The pricing rates are defined as dollars-per-million-tokens values within the generated model catalog accessed via [`packages/ai/src/models.ts`](https://github.com/badlogic/pi-mono/blob/main/packages/ai/src/models.ts). The `calculateCost()` function retrieves these rates from the `model.cost` object—which includes `input`, `output`, `cacheRead`, and `cacheWrite` pricing—and applies them to the token counts stored in the `Usage` object.

### How can I view total token costs for a conversation session?

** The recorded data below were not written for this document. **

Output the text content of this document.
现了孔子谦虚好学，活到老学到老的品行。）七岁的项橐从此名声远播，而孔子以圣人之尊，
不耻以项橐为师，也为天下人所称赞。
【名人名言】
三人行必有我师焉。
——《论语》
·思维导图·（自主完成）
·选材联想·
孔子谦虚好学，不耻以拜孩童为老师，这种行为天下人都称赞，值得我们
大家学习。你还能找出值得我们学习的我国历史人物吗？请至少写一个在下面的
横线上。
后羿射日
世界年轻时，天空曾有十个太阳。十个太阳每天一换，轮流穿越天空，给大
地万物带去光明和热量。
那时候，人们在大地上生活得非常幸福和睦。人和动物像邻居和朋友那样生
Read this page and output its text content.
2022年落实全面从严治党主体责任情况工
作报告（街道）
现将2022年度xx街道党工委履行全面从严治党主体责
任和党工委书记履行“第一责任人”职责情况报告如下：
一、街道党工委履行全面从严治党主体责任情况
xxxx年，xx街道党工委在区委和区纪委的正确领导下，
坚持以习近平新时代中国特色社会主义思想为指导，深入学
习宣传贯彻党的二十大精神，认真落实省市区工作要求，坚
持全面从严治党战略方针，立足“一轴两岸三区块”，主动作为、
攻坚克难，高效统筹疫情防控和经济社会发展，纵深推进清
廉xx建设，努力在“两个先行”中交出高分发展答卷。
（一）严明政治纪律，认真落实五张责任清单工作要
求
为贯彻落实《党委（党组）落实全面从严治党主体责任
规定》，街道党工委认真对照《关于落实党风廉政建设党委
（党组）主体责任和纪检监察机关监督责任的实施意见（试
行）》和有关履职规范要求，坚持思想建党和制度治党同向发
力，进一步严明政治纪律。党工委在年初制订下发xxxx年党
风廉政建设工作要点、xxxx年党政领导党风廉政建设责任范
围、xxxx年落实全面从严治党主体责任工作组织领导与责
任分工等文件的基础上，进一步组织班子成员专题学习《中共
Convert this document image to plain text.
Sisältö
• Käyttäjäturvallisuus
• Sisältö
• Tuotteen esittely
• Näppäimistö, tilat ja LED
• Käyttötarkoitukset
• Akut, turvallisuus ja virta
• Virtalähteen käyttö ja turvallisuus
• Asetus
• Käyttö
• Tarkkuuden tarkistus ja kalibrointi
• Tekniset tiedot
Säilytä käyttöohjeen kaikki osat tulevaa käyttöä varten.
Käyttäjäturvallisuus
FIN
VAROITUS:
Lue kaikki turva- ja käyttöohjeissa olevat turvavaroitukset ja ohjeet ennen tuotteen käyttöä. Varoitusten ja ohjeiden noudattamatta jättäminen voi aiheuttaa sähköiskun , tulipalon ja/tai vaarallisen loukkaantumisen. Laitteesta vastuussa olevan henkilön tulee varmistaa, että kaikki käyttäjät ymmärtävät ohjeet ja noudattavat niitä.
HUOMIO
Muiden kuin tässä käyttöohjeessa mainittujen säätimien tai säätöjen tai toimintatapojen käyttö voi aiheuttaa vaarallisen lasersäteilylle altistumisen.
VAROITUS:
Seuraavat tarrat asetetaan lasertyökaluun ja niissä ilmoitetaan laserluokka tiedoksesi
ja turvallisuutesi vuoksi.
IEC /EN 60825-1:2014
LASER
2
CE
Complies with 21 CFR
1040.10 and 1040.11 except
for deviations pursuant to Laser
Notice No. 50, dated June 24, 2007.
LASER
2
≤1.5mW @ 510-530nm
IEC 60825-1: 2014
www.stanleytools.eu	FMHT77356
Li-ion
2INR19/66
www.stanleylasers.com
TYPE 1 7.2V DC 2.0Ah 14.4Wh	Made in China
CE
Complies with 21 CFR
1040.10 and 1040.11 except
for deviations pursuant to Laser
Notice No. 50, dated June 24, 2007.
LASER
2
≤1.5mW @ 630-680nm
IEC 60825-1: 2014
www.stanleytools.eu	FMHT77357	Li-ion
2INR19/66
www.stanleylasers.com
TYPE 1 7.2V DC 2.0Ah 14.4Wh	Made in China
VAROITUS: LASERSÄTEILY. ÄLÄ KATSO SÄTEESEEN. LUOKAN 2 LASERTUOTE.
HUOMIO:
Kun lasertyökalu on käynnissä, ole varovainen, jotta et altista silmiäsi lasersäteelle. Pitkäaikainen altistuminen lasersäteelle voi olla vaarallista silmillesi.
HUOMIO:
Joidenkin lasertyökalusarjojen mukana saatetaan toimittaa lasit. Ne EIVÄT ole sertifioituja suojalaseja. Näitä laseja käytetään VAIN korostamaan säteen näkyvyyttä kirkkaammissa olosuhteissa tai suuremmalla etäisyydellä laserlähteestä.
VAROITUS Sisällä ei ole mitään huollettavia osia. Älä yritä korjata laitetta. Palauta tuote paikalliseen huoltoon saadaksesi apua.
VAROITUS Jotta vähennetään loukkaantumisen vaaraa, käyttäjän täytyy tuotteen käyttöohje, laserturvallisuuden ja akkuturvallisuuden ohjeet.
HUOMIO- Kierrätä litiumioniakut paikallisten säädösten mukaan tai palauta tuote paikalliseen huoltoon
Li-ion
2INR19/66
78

You can view aggregated costs through multiple interfaces: the [`scripts/cost.ts`](https://github.com/badlogic/pi-mono/blob/main/scripts/cost.ts) CLI tool reads session files and prints per-day, per-provider cost tables; the web UI displays formatted costs via [`packages/web-ui/src/utils/format.ts`](https://github.com/badlogic/pi-mono/blob/main/packages/web-ui/src/utils/format.ts) next to each message; and the coding-agent interactive mode shows running totals in the footer component located at [`packages/coding-agent/src/modes/interactive/components/footer.ts`](https://github.com/badlogic/pi-mono/blob/main/packages/coding-agent/src/modes/interactive/components/footer.ts).

### Does Pi-AI detect when input exceeds the model's context window?

Yes, Pi-AI monitors token overflow through [`packages/ai/src/utils/overflow.ts`](https://github.com/badlogic/pi-mono/blob/main/packages/ai/src/utils/overflow.ts), which compares the `usage.input` count against the `model.contextWindow` limit. This detection runs independently of the provider's truncation behavior, ensuring the UI can warn users when silent input truncation occurs, even if the API response indicates success.